No sábado assistimos a um documentário, mas que não é exatamente isso. Os cinco integrantes do Embolex apresentam uma montagem composta por três telas de projeção e remixam o documentário Are you doing Right?, ainda inédito. O projeto problematiza as soluções e perspectivas adotadas pelas ONGs para problemas globais. Trata-se de uma apresentação que passeia pelos extremos do que vem a ser o gênero documentário e suas possibilidades de execução ao vivo. Em primeira mão, em uma degustação única.

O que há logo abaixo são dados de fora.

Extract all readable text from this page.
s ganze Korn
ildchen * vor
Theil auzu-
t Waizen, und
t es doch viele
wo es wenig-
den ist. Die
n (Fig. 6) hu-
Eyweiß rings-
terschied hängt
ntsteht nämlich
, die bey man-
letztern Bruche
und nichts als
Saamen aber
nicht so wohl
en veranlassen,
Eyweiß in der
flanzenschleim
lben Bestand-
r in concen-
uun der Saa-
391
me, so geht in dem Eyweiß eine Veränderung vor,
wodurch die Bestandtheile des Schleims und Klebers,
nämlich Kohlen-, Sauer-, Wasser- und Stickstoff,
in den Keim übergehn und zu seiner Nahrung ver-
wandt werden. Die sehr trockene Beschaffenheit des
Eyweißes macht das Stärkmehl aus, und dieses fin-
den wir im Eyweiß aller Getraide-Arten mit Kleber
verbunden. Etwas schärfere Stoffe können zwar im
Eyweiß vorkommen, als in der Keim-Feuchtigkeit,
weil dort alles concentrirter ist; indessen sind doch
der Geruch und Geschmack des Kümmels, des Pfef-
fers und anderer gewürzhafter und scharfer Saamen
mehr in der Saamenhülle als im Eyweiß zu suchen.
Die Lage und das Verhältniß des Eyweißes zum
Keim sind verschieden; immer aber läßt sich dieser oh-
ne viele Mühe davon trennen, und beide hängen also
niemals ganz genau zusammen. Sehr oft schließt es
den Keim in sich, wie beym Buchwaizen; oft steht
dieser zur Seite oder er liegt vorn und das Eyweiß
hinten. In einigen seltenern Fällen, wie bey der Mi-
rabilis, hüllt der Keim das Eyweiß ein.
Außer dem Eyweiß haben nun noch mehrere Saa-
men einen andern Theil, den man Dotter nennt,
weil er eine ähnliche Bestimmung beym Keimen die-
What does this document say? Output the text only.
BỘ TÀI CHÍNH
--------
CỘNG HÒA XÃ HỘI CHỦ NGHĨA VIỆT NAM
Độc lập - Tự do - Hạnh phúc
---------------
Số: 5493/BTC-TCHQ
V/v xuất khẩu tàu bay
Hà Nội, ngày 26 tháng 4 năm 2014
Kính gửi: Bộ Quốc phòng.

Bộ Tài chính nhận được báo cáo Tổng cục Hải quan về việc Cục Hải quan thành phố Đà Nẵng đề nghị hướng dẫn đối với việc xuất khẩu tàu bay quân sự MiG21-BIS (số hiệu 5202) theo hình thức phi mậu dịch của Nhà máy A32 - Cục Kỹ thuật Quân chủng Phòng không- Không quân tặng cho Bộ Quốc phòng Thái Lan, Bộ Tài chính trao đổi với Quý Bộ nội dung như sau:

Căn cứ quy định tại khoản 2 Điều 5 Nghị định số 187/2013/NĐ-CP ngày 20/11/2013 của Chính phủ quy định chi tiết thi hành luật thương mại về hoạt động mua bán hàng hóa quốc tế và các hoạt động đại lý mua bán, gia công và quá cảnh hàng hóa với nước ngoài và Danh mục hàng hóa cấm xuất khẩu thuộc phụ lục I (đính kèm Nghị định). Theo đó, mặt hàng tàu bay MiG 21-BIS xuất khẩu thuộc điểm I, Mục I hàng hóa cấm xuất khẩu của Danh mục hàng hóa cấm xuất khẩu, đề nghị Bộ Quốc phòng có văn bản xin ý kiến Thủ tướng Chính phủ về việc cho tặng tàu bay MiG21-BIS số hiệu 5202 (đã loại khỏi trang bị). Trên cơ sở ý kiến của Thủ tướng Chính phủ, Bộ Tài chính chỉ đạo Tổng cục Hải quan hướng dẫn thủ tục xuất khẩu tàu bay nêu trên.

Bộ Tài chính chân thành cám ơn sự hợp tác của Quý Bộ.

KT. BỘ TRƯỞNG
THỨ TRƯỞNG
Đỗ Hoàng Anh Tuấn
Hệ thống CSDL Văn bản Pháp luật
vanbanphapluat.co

No último dia apresenta-se finalmente no Brasil a Braun Tube Jazz Band. Novamente, contrariando os formatos mais conhecidos, não se trata exatamente do que parece ser. Não é uma banda de jazz, não é um ‘live’ típico de VJ, não há sequer a utilização de laptops. A ‘banda’ é formada por uma única pessoa, o japonês Ei Wada, que toca, com destreza incomum, as telas de um conjunto de velhas TVs de tubo. A partir de um campo eletrostático formado entre o performer e as telas, a interferência sonora é tornada imagem e vice-versa. A apresentação é em todos os aspectos um comentário sobre as várias obsolescências que tomam lugar hoje em dia, seja dentre as mídias e tecnologias de imagem e som, seja entre os formatos, gêneros e linguagens que já não cabem em definições prévias.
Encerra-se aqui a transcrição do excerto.